According to Rahm and his colleagues, one of the things that makes Titan utterly unappealing to Earthlings — the abundance of noxious hydrogen cyanide that forms when sunlight hits the hazy atmosphere — could actually help support life.
They showed that it's possible, at least hypothetically, for hydrogen cyanide to react with some of the other molecules found on Titan to produce molecular chains or polymers, including one called polyimine.
That wouldn't mean much under earthly conditions. But at Titan's temperatures, they say, polyimine could potentially have the kind of properties that would support microbial evolution. It would be flexible, according to the researcher's models, allowing it to adopt more than one structure, and its ability to absorb sunlight might help it provide energy for life in the primordial ooze.
Not even this computer modeling showed exactly how life would come together on Titan, so it's a little early to go alien hunting. But polyimine is at least one way that the evolution of life might theoretically be possible there.

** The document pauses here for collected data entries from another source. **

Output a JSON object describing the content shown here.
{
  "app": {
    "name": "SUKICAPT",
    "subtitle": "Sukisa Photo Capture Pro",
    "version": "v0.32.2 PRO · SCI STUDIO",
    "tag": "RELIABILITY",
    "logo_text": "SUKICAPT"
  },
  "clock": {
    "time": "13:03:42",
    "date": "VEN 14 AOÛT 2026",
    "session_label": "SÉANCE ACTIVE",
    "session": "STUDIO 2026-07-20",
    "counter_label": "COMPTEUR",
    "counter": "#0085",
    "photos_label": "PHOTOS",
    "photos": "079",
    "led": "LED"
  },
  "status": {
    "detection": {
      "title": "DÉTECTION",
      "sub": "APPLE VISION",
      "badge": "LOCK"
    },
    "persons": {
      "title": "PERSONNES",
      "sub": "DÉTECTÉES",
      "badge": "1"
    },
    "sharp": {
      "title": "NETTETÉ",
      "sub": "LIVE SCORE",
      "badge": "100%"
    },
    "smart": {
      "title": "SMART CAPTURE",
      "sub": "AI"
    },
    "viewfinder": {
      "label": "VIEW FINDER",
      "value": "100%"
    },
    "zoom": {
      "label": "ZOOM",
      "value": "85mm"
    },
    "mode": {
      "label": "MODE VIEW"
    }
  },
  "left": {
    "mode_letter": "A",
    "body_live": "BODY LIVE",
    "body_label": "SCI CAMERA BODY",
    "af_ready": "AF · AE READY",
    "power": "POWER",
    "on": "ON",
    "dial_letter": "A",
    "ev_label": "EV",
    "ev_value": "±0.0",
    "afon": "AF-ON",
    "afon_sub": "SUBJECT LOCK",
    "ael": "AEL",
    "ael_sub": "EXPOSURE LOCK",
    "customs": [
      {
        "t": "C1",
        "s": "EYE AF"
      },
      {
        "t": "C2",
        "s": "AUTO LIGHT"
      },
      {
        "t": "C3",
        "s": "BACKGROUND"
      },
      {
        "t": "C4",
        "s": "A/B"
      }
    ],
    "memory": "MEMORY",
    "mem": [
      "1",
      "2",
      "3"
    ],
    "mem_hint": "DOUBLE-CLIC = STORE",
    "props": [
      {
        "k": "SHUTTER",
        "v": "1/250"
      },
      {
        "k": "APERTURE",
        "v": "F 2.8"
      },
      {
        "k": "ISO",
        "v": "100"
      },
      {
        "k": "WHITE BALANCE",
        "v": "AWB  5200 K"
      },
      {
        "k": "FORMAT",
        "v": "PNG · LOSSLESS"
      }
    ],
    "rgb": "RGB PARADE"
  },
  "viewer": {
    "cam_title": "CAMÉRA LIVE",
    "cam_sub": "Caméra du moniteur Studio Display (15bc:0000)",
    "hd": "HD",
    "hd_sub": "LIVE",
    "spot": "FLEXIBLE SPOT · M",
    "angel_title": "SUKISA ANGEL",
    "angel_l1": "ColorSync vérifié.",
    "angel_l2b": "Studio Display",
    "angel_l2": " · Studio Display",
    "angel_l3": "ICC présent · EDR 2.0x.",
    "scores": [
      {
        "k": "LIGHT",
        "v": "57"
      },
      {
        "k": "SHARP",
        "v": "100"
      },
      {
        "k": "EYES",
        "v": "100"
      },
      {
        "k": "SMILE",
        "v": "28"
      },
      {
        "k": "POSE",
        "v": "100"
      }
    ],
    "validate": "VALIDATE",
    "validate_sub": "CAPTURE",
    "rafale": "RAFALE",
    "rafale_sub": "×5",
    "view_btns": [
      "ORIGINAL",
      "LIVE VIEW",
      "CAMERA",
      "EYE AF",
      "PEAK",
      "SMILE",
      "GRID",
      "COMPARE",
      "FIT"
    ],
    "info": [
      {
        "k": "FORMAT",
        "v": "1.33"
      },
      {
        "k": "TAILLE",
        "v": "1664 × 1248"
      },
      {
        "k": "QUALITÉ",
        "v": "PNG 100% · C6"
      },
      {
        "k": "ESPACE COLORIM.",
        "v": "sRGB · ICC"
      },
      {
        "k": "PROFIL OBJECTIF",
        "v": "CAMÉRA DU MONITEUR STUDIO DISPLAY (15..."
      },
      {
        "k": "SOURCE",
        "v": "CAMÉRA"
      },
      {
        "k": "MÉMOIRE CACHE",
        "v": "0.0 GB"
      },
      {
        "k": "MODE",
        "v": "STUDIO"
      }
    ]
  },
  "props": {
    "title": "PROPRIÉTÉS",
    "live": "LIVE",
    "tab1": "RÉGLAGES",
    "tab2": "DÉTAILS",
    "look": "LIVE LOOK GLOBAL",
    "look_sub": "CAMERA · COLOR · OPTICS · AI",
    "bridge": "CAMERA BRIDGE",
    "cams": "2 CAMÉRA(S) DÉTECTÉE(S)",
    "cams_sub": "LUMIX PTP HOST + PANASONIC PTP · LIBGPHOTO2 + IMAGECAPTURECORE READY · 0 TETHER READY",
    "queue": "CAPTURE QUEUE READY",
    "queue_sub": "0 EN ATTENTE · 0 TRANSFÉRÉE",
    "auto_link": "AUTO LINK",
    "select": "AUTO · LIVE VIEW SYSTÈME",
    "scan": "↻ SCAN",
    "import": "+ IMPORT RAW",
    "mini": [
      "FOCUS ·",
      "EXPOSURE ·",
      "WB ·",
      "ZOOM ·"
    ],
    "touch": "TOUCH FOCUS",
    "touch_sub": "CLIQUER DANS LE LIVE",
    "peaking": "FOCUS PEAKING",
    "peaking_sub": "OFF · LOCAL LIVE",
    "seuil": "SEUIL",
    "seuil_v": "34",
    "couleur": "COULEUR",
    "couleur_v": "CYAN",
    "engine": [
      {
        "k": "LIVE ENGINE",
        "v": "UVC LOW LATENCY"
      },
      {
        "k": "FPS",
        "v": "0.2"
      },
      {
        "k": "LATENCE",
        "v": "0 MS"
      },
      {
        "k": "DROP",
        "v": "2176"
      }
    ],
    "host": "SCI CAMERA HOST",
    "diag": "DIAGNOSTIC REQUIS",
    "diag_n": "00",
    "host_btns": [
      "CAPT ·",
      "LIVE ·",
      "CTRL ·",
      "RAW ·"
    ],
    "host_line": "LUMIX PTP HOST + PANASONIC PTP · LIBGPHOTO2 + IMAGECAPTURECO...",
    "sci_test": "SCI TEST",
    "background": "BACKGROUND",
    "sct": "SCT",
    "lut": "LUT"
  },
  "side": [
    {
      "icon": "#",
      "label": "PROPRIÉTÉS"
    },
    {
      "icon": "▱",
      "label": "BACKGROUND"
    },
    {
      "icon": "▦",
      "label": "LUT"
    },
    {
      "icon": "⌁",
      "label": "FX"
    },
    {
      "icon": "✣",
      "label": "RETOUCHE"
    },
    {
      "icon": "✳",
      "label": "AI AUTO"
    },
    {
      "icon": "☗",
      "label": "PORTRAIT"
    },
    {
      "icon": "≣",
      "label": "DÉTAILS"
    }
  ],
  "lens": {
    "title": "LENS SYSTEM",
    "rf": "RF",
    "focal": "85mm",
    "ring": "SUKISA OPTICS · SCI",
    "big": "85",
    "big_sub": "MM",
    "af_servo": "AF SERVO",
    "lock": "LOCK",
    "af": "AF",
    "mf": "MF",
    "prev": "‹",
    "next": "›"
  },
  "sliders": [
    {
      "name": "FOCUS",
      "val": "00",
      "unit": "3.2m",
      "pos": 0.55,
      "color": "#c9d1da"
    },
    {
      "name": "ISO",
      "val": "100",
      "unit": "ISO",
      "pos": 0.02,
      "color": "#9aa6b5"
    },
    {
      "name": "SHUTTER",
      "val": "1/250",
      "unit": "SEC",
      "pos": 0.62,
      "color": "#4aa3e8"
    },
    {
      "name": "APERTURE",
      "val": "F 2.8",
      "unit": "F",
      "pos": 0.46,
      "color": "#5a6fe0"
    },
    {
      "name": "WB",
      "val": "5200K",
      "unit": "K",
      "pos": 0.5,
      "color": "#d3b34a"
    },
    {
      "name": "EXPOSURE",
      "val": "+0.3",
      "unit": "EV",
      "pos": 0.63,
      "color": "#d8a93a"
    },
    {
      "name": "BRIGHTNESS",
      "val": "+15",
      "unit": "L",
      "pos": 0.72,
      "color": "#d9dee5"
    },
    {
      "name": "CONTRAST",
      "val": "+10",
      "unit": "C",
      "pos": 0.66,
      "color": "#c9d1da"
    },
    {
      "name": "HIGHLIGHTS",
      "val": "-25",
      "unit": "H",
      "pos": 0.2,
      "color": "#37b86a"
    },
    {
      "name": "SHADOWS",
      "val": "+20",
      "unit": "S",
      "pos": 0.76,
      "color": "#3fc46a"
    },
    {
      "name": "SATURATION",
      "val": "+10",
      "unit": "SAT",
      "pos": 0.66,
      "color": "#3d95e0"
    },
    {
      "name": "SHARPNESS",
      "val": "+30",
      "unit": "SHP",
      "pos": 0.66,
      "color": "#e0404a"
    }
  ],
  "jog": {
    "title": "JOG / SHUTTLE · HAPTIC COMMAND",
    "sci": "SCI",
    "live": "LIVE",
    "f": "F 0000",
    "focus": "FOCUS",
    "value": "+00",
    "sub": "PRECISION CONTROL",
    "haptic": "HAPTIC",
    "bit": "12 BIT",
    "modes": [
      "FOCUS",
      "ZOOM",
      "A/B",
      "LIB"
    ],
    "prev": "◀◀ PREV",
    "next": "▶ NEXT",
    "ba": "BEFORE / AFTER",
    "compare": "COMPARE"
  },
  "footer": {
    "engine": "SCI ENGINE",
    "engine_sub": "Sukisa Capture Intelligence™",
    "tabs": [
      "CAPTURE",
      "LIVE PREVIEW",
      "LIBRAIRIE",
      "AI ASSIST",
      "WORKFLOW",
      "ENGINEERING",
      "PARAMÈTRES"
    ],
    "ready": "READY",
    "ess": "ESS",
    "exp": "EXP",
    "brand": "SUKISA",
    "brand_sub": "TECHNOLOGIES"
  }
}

"This paper is indicating that prerequisites for processes leading to a different kind of life could exist on Titan, but this is only the first step," Rahm said.
With a whole lot of luck, there might indeed be microbes wriggling around the seas of Titan. But we probably won't know until we check it out for ourselves: The Cassini and Huygens missions gave us tantalizing glimpses of Titan and a treasure trove of data on its thick, hazy atmosphere, but sending a probe to its surface would tell us once and for all what kind of life-giving processes are going on there. Of course, we'd have to be extremely careful not to contaminate any microbial life we found: The reason NASA's Mars rovers aren't allowed to traipse through areas where we've seen signs of liquid water is that they aren't sterile enough to guarantee no Earth microbes would hitch a ride and colonize Martian marshes.
But that doesn't mean a mission to Titan is out of the question. We'll be looking for life on at least one other moon sometime soon.
NASA is in the early planning stages for a robotic mission to Europa sometime in the next few decades. Europa, a moon of Jupiter, is very different from Titan: Like all the other bodies in the solar system (save Earth, of course) it lacks any stable liquid on its surface. But Europa is covered by a subsurface ocean. Because its icy crust is made of mostly water, scientists hope this moon's seas contain liquid water as well — creating a hostile but potentially habitable environment not unlike subglacial lakes here on Earth.